Section of Radiation Oncology, Department of Radiology, Dartmouth-Hitchcock Medical Center, Lebanon, New Hampshire 03756-0001, USA.
Int J Radiat Oncol Biol Phys. 2012 Nov 15;84(4):943-8. doi: 10.1016/j.ijrobp.2012.01.067. Epub 2012 Apr 9.
To analyze 2 factors that influence timing of radiosurgery after surgical resection of brain metastases: target volume dynamics and intracranial tumor progression in the interval between surgery and cavity stereotactic radiosurgery (SRS).
Three diagnostic magnetic resonance imaging (MRI) scans were retrospectively analyzed for 41 patients with a total of 43 resected brain metastases: preoperative MRI scan (MRI-1), MRI scan within 24 hours after surgery (MRI-2), and MRI scan for radiosurgery planning, which is generally performed ≤1 week before SRS (MRI-3). Tumors were contoured on MRI-1 scans, and resection cavities were contoured on MRI-2 and MRI-3 scans.
The mean tumor volume before surgery was 14.23 cm3, and the mean cavity volume was 8.53 cm3 immediately after surgery and 8.77 cm3 before SRS. In the interval between surgery and SRS, 20 cavities (46.5%) were stable in size, defined as a change of ≤2 cm3; 10 cavities (23.3%) collapsed by >2 cm3; and 13 cavities (30.2%) increased by >2 cm3. The unexpected increase in cavity size was a result of local progression (2 cavities), accumulation of cyst-like fluid or blood (9 cavities), and nonspecific postsurgical changes (2 cavities).
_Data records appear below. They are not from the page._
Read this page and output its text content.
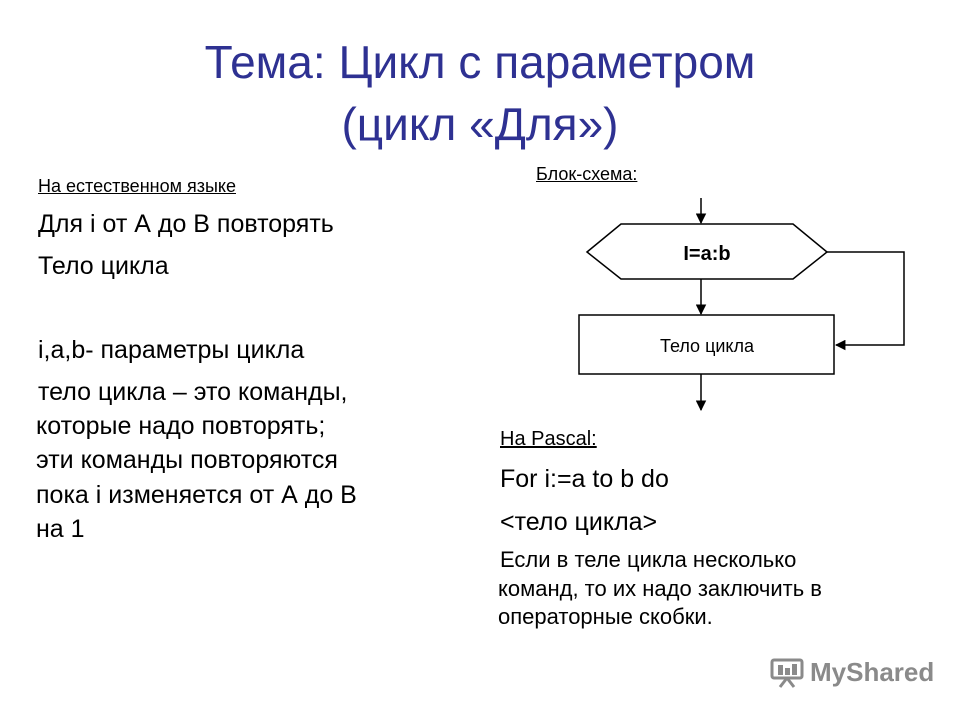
Тема: Цикл с параметром
(цикл «Для»)
На естественном языке
Для i от А до В повторять
Тело цикла
i,a,b- параметры цикла
тело цикла – это команды,
которые надо повторять;
эти команды повторяются
пока i изменяется от А до В
на 1
Блок-схема:
I=a:b
Тело цикла
На Pascal:
For i:=a to b do
<тело цикла>
Если в теле цикла несколько
команд, то их надо заключить в
операторные скобки.
MyShared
Finally, in the interval between surgery and SRS, 5 cavities showed definite local tumor progression, 4 patients had progression elsewhere in the brain, 1 patient had both local progression and progression elsewhere, and 33 patients had stable intracranial disease.
In the interval between surgical resection and delivery of SRS, surgical cavities are dynamic in size; however, most cavities do not collapse, and nearly one-third are larger at the time of SRS. These observations support obtaining imaging for radiosurgery planning as close to SRS delivery as possible and suggest that delaying SRS after surgery does not offer the benefit of cavity collapse in most patients. A prospective, multi-institutional trial will provide more guidance to the optimal timing of cavity SRS.
分析影响脑转移瘤手术后立体定向放射外科(SRS)治疗时间的 2 个因素:手术和立体定向放射外科治疗前的手术切除腔之间的目标体积动态和颅内肿瘤进展。
对 41 例共 43 个脑转移瘤患者的 3 次诊断性磁共振成像(MRI)扫描进行回顾性分析:术前 MRI 扫描(MRI-1)、手术后 24 小时内的 MRI 扫描(MRI-2)以及放射外科治疗计划的 MRI 扫描,通常在 SRS 前≤1 周进行(MRI-3)。在 MRI-1 扫描上勾画肿瘤,在 MRI-2 和 MRI-3 扫描上勾画切除腔。
术前肿瘤平均体积为 14.23cm3,术后即刻切除腔平均体积为 8.53cm3,SRS 前为 8.77cm3。在手术和 SRS 之间的间隔内,20 个切除腔(46.5%)大小稳定,定义为变化≤2cm3;10 个切除腔(23.3%)塌陷>2cm3;13 个切除腔(30.2%)增大>2cm3。切除腔大小的意外增大是局部进展(2 个切除腔)、囊性或血性积液积聚(9 个切除腔)和非特异性术后改变(2 个切除腔)的结果。最后,在手术和 SRS 之间的间隔内,5 个切除腔显示明确的局部肿瘤进展,4 例患者脑内其他部位进展,1 例患者局部和其他部位均进展,33 例患者颅内疾病稳定。
在手术切除和 SRS 治疗之间的间隔内,手术切除腔的大小是动态的;然而,大多数切除腔没有塌陷,在 SRS 治疗时近三分之一的切除腔更大。这些观察结果支持尽可能接近 SRS 治疗进行放射外科治疗计划的影像学检查,并表明大多数患者手术后延迟 SRS 治疗并不能带来切除腔塌陷的益处。一项前瞻性、多机构试验将为最佳切除腔 SRS 时机提供更多指导。